Commenting on the data, Julian Jessop, economics fellow at free-market think tank the Institute of Economic Affairs, wrote on X, formerly Twitter: “More evidence that the UK economy has returned to growth…
“Flash #PMI Output Index rose again to 53.3 in February (from 52.9), a 9-month high.”
As per S&P’s Purchase Manager’s (PMI) Flash Output Index, Mr Jessop noted that while the increase is still being led by the services sector (unchanged at 54.3), the manufacturing recession is also “easing” (47.3, up from a three-month high of 45.5).
PMI output is a measure indicating the economic health of a country’s manufacturing sector based on factors like new orders, production levels, and employment.
Mr Jessop continued: “Main worry is the signs of renewed inflation pressures: both input and selling prices accelerated, largely due to higher labour costs and Red Sea disruption.
Addressing the question of how much weight the PMI should have, given the significant miss on GDP in Quarter Four (Q4), Mr Jessop said: “I suspect it’s mainly down to what’s not in the composite index, which ‘only” covers manufacturing and services.
“The exclusions include #retail (which slumped in Q4), public services (hit by strikes) and energy (all over the place).
“The composite index also excludes #construction – though the separate PMI for that sector was weak.”
However, he noted that he still believes the PMIs send “useful” and “relatively timely” signals on the areas covered.
Mr Jessop continued: “In short, the recent upward trend in the composite index is surely telling us something positive about Q1 2024 (and it might yet mean that the Q4 2023 data are revised up too).
“Finally, regardless of how much weight you want to put on the PMIs, the numbers for the UK are much better than those for the euro area.”

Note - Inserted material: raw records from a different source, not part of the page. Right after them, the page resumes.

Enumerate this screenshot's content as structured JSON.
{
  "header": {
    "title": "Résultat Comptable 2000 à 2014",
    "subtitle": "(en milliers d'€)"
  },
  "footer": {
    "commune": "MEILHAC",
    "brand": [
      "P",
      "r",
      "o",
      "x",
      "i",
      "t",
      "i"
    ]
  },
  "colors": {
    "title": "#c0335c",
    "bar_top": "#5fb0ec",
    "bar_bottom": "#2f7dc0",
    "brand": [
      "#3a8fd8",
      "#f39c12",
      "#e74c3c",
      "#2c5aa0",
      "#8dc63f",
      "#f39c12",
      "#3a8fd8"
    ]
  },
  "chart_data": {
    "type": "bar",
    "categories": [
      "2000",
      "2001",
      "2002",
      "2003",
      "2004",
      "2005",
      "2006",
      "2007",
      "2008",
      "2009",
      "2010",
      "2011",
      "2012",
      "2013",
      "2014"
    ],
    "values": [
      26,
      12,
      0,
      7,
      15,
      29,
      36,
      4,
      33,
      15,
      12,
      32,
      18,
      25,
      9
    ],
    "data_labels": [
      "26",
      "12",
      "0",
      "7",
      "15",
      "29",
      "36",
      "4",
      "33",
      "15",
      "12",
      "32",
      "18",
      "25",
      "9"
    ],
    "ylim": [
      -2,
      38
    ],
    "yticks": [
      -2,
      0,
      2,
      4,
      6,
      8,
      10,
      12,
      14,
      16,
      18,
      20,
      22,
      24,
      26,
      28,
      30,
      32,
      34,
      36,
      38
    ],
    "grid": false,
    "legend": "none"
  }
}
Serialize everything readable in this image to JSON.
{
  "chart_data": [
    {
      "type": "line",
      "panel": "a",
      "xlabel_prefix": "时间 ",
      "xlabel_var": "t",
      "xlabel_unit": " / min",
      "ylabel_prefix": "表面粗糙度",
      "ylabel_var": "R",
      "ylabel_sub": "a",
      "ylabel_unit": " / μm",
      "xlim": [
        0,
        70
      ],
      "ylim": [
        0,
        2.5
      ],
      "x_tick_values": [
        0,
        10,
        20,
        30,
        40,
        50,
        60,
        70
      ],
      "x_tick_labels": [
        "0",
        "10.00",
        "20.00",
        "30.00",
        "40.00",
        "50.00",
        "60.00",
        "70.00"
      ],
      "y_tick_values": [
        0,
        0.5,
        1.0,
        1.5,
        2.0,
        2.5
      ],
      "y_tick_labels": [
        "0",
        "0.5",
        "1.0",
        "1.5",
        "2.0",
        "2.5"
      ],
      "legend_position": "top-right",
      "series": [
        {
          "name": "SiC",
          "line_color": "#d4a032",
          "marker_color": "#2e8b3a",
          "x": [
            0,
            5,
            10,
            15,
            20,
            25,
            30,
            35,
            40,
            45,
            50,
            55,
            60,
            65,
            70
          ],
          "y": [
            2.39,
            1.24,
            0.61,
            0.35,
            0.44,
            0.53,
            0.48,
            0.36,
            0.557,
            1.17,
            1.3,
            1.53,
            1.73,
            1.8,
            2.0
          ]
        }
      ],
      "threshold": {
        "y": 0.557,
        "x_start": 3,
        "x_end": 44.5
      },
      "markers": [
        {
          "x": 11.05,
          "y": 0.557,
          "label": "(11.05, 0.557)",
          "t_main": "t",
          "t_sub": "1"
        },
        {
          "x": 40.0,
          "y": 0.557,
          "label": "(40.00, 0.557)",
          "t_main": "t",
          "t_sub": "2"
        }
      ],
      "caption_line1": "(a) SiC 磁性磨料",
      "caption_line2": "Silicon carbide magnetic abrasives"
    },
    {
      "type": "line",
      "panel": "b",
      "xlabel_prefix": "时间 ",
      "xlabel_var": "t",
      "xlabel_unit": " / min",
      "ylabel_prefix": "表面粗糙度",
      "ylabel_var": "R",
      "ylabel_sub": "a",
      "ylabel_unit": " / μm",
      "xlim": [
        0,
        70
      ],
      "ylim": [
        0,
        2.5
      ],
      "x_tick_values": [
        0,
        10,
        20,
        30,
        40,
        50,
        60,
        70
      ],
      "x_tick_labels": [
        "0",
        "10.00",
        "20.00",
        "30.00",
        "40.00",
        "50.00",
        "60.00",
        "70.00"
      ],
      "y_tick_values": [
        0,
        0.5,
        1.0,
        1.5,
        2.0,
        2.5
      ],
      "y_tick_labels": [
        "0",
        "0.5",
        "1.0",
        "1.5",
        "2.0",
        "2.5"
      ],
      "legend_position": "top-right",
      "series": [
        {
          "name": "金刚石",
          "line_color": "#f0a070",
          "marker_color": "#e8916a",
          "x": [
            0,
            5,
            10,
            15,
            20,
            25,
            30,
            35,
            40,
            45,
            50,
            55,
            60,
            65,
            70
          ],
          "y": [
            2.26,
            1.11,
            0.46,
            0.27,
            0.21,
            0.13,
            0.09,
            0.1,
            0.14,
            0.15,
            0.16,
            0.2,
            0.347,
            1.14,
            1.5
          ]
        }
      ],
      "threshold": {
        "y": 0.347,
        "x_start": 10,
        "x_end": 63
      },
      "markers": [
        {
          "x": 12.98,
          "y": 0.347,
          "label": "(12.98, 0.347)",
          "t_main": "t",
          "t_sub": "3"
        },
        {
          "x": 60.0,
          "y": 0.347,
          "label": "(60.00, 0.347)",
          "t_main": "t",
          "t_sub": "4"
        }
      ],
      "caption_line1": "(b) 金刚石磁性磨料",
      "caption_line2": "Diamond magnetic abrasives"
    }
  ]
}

Commenting on the results, Chris Williamson, chief business economist at S&P Global Market Intelligence said: “UK economic growth has accelerated in February, with the early PMI survey data pointing to the largest rise in business activity for nine months.
“This is by no means a one-off improvement, as faster growth has now been recorded for four straight months after a brief spell of decline late last year.
“The survey data point to the economy growing at a quarterly rate of 0.2-three percent in the first quarter of 2024, allaying fears that last year’s downturn will have spilt over into 2024 and suggesting that the UK’s ‘recession’ is already over.
“It’s particularly encouraging to see that the upturn in growth has been accompanied by a surge in optimism about year-ahead prospects to the highest for two years, in turn encouraging a second month of increased employment.”
However, he noted: “With growth accelerating and prices on the rise again, February’s data mean policymakers are increasingly likely to err on the side of caution when considering the appropriateness of cutting interest rates.”
Official data recently revealed that the UK economy slipped into recession in the second half of 2023. Gross Domestic Product (GDP) contracted by 0.1 percent between July and September and further declined by 0.3 percent in the three months to December.
Britain’s economy is currently only one percent higher than its pre-COVID-19 level of late 2019, with Germany being the only G7 country performing worse.